Lo que se propone, la autonomía de la voluntad de las partes, no tiene ninguna conveniencia para el interés nacional y siempre favorece a la parte más fuerte de la negociación, del contrato o de la relación. Es una categoría vinculada a las ideas ultraliberales (nada de regulación, libertad irrestricta, el Estado no debe intervenir).

El proyecto incluye otra cosa, el “orden público internacional”, que es compartible y complementario con el orden público interno, pero excluye a este último.

Por lo que no se encuentra razón alguna para derogar el citado artículo 2.403 del Código Civil, y mucho menos hacerlo sin mencionarlo y sin fundamentos.

Decimos esto último pues el documento del Instituto de Derecho Privado (R/3.044, del 11 de setiembre de 2013) en que se sustenta e inicia este proyecto de ley en sus “Apreciaciones generales” no fundamenta esta derogación y cambio de filosofía jurídica, y por el contrario, afirma que todo sigue igual (textualmente se expresa: “Cabe señalar que este proyecto no significa en la práctica una modificación radical de las soluciones vigentes [...] que la jurisprudencia ya maneja con solvencia”), lo que no se ajusta al texto que se propone.

La norma vigente responde al mismo principio, consagrado en los Tratados de Montevideo de 1940, que rigen hoy con Argentina y Paraguay (artículo 5º del Protocolo Adicional).
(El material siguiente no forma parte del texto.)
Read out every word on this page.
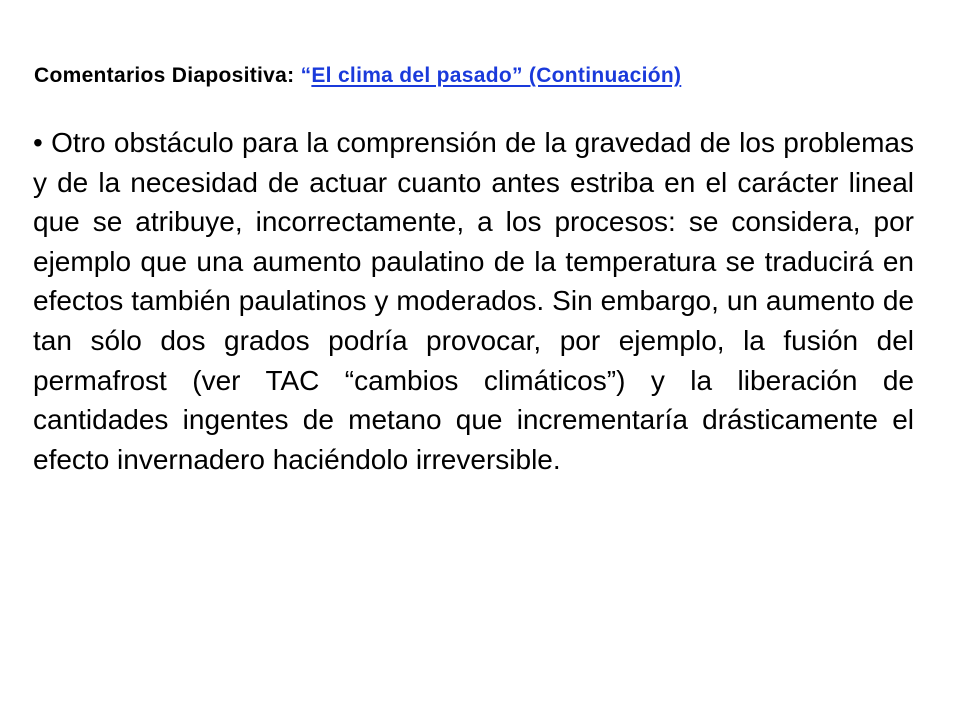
Comentarios Diapositiva: “El clima del pasado” (Continuación)

• Otro obstáculo para la comprensión de la gravedad de los problemas y de la necesidad de actuar cuanto antes estriba en el carácter lineal que se atribuye, incorrectamente, a los procesos: se considera, por ejemplo que una aumento paulatino de la temperatura se traducirá en efectos también paulatinos y moderados. Sin embargo, un aumento de tan sólo dos grados podría provocar, por ejemplo, la fusión del permafrost (ver TAC “cambios climáticos”) y la liberación de cantidades ingentes de metano que incrementaría drásticamente el efecto invernadero haciéndolo irreversible.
Este expresa: “Art. 5°.- La jurisdicción y la ley aplicable según los respectivos tratados no pueden ser modificadas por voluntad de las partes, salvo en la medida en que lo autorice dicha ley”.
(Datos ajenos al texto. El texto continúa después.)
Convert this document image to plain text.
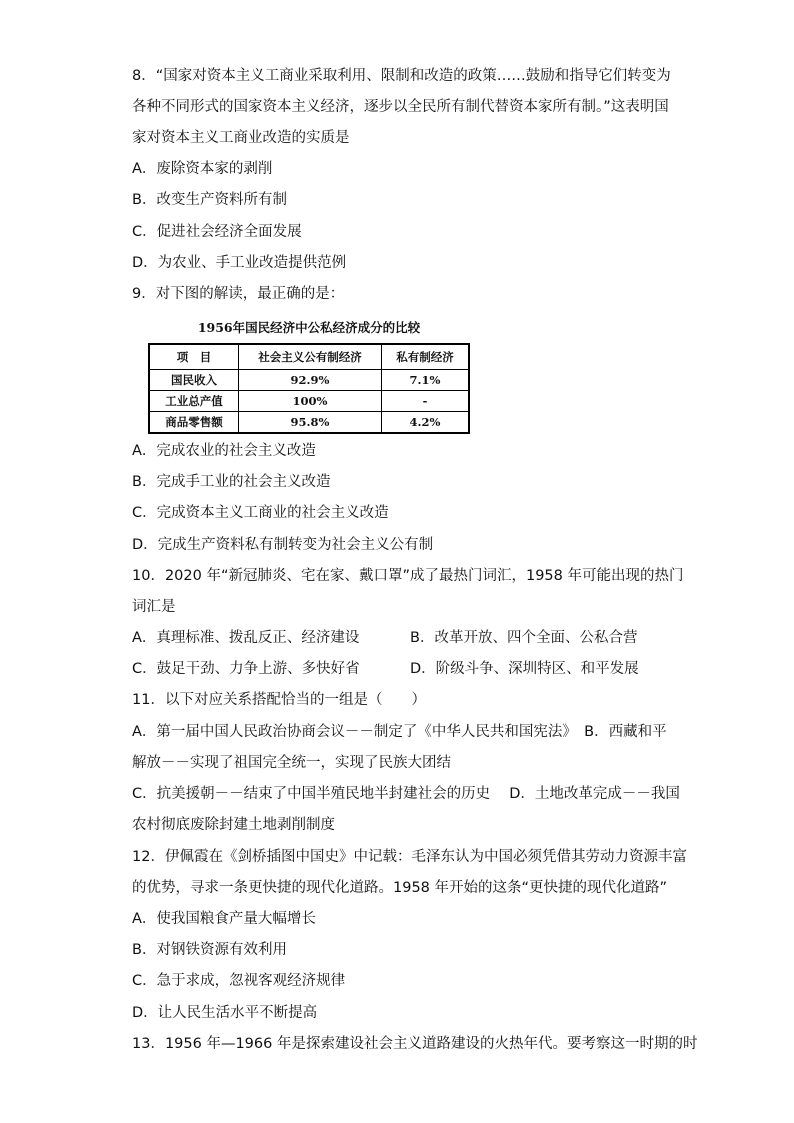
8．“国家对资本主义工商业采取利用、限制和改造的政策……鼓励和指导它们转变为
各种不同形式的国家资本主义经济，逐步以全民所有制代替资本家所有制。”这表明国
家对资本主义工商业改造的实质是
A．废除资本家的剥削
B．改变生产资料所有制
C．促进社会经济全面发展
D．为农业、手工业改造提供范例
9．对下图的解读，最正确的是：
1956年国民经济中公私经济成分的比较
项　目	社会主义公有制经济	私有制经济
国民收入	92.9%	7.1%
工业总产值	100%	-
商品零售额	95.8%	4.2%
A．完成农业的社会主义改造
B．完成手工业的社会主义改造
C．完成资本主义工商业的社会主义改造
D．完成生产资料私有制转变为社会主义公有制
10．2020 年“新冠肺炎、宅在家、戴口罩”成了最热门词汇，1958 年可能出现的热门
词汇是
A．真理标准、拨乱反正、经济建设	B．改革开放、四个全面、公私合营
C．鼓足干劲、力争上游、多快好省	D．阶级斗争、深圳特区、和平发展
11．以下对应关系搭配恰当的一组是（　　）
A．第一届中国人民政治协商会议－－制定了《中华人民共和国宪法》　B．西藏和平
解放－－实现了祖国完全统一，实现了民族大团结
C．抗美援朝－－结束了中国半殖民地半封建社会的历史　 D．土地改革完成－－我国
农村彻底废除封建土地剥削制度
12．伊佩霞在《剑桥插图中国史》中记载：毛泽东认为中国必须凭借其劳动力资源丰富
的优势，寻求一条更快捷的现代化道路。1958 年开始的这条“更快捷的现代化道路”
A．使我国粮食产量大幅增长
B．对钢铁资源有效利用
C．急于求成，忽视客观经济规律
D．让人民生活水平不断提高
13．1956 年—1966 年是探索建设社会主义道路建设的火热年代。要考察这一时期的时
Asimismo, el Mercosur recoge el mismo principio en el Protocolo de Buenos Aires, de 2002, sobre legislación y jurisdicción competente en materia de transporte de cargas, que en su artículo 4º dispone el “Carácter imperativo y de orden público” (Uruguay ha ratificado este acuerdo en fecha reciente).

Y más cercanamente, el 15 de agosto de 2014, el Parlamento aprobó la Ley 19.246 de Derecho Comercial Marítimo, que en su artículo 7º se remite –en materia de derecho internacional privado– al Tratado de Montevideo de 1940, y por ende, al orden público de sus normas.
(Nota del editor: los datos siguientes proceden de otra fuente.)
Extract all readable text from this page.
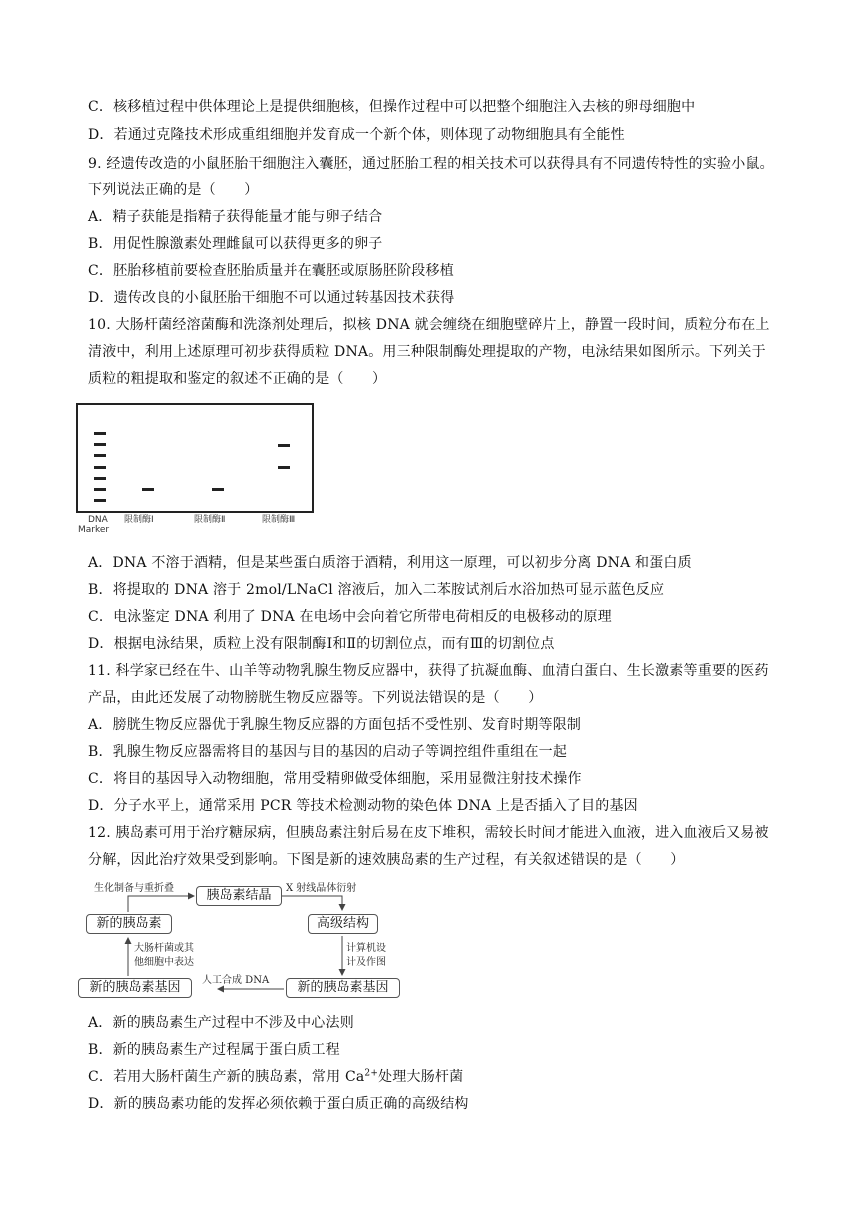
C．核移植过程中供体理论上是提供细胞核，但操作过程中可以把整个细胞注入去核的卵母细胞中
D．若通过克隆技术形成重组细胞并发育成一个新个体，则体现了动物细胞具有全能性
9. 经遗传改造的小鼠胚胎干细胞注入囊胚，通过胚胎工程的相关技术可以获得具有不同遗传特性的实验小鼠。
下列说法正确的是（　　）
A．精子获能是指精子获得能量才能与卵子结合
B．用促性腺激素处理雌鼠可以获得更多的卵子
C．胚胎移植前要检查胚胎质量并在囊胚或原肠胚阶段移植
D．遗传改良的小鼠胚胎干细胞不可以通过转基因技术获得
10. 大肠杆菌经溶菌酶和洗涤剂处理后，拟核 DNA 就会缠绕在细胞壁碎片上，静置一段时间，质粒分布在上
清液中，利用上述原理可初步获得质粒 DNA。用三种限制酶处理提取的产物，电泳结果如图所示。下列关于
质粒的粗提取和鉴定的叙述不正确的是（　　）
DNA
Marker
限制酶Ⅰ	限制酶Ⅱ	限制酶Ⅲ
A．DNA 不溶于酒精，但是某些蛋白质溶于酒精，利用这一原理，可以初步分离 DNA 和蛋白质
B．将提取的 DNA 溶于 2mol/LNaCl 溶液后，加入二苯胺试剂后水浴加热可显示蓝色反应
C．电泳鉴定 DNA 利用了 DNA 在电场中会向着它所带电荷相反的电极移动的原理
D．根据电泳结果，质粒上没有限制酶Ⅰ和Ⅱ的切割位点，而有Ⅲ的切割位点
11. 科学家已经在牛、山羊等动物乳腺生物反应器中，获得了抗凝血酶、血清白蛋白、生长激素等重要的医药
产品，由此还发展了动物膀胱生物反应器等。下列说法错误的是（　　）
A．膀胱生物反应器优于乳腺生物反应器的方面包括不受性别、发育时期等限制
B．乳腺生物反应器需将目的基因与目的基因的启动子等调控组件重组在一起
C．将目的基因导入动物细胞，常用受精卵做受体细胞，采用显微注射技术操作
D．分子水平上，通常采用 PCR 等技术检测动物的染色体 DNA 上是否插入了目的基因
12. 胰岛素可用于治疗糖尿病，但胰岛素注射后易在皮下堆积，需较长时间才能进入血液，进入血液后又易被
分解，因此治疗效果受到影响。下图是新的速效胰岛素的生产过程，有关叙述错误的是（　　）
胰岛素结晶
新的胰岛素	高级结构
新的胰岛素基因	新的胰岛素基因
生化制备与重折叠	X 射线晶体衍射
计算机设
计及作图
大肠杆菌或其
他细胞中表达
人工合成 DNA
A．新的胰岛素生产过程中不涉及中心法则
B．新的胰岛素生产过程属于蛋白质工程
C．若用大肠杆菌生产新的胰岛素，常用 $Ca^{2+}$处理大肠杆菌
D．新的胰岛素功能的发挥必须依赖于蛋白质正确的高级结构
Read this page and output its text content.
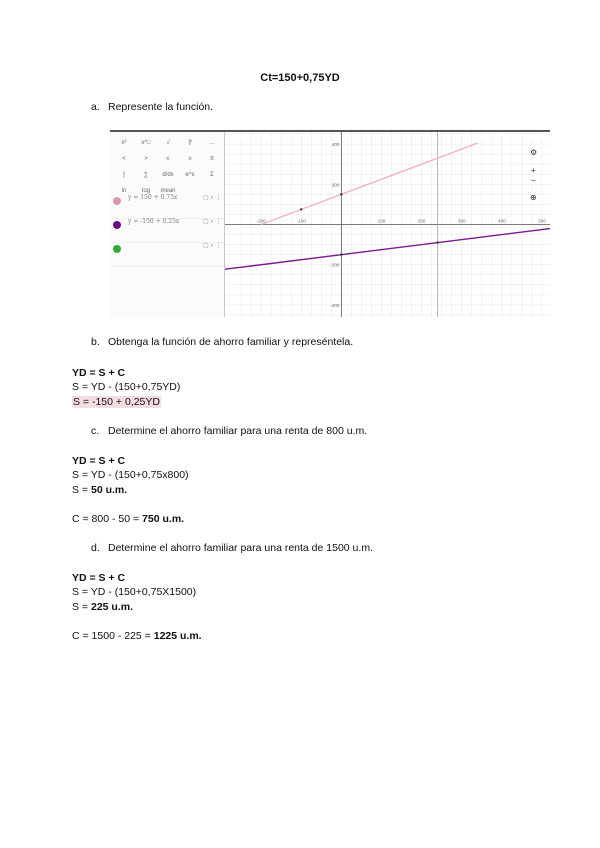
Ct=150+0,75YD
a. Represente la función.
x²	x^□	√	∛	…
<	>	≤	≥	π
∫	∑	d/dx	e^x	Σ
ln	log	mean
y = 150 + 0.75x	▢ ⌕ ⋮
y = -150 + 0.25x	▢ ⌕ ⋮
▢ ⌕ ⋮
-200	-100	100	200	300	400	500
400
200
-200
-400
⚙
+
−
⊕
b. Obtenga la función de ahorro familiar y represéntela.
YD = S + C
S = YD - (150+0,75YD)
S = -150 + 0,25YD
c. Determine el ahorro familiar para una renta de 800 u.m.
YD = S + C
S = YD - (150+0,75x800)
S = 50 u.m.
C = 800 - 50 = 750 u.m.
d. Determine el ahorro familiar para una renta de 1500 u.m.
YD = S + C
S = YD - (150+0,75X1500)
S = 225 u.m.
C = 1500 - 225 = 1225 u.m.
Estas piezas jurídicas, todas coherentes y de aplicación pacífica, han sido objeto del elogio doctrinario en su momento, y distinguen a Uruguay por la protección a su soberanía parlamentaria y jurisdiccional.

En conclusión

El cambio propuesto del régimen actual se basa en la idea ultraliberal de que la autonomía de la voluntad de las partes contratantes no debe ser restringida, y al mismo tiempo, en el concepto de la existencia de una igualdad jurídica formal de las partes contratantes. Conceptos que se muestran como aparentemente inocentes e inocuos, pero que no se corresponden con la realidad social, económica y política. Además, de aprobarse tales modificaciones, tendrán un serio y grave impacto en la sociedad uruguaya y la harán aún más dependiente en sus relaciones externas, en este caso, a cambio de ninguna otra contraprestación.

En efecto, la autonomía de la voluntad de las partes no es necesariamente real. En toda negociación internacional, incluso las comerciales, hay una parte que tiene una condición o situación dominante que le permite establecer desde el inicio del acuerdo condiciones más favorables en general, y en especial, para el caso de un eventual conflicto. Es la parte más fuerte la que establecerá, por sí y ante sí, la ley aplicable y también la jurisdicción competente.

Existe una firme esperanza de que la Cámara de Diputados –que define el tema– analice con profundidad esta propuesta y rectifique el rumbo. Existe, incluso, la posibilidad de combinar los aspectos positivos del proyecto (las hipótesis y casuística incluida) con los principios generales del sistema vigente (Ley Vargas), texto que existe y puede solicitarse, con lo cual la legislación sería de una enorme riqueza. Uruguay, a partir de la Ley Vargas, tiene un dique jurídico que protege el interés nacional, y no hay razones válidas para cambiarlo.

Julio Vidal Amodeo es doctor en Derecho y Ciencias Sociales.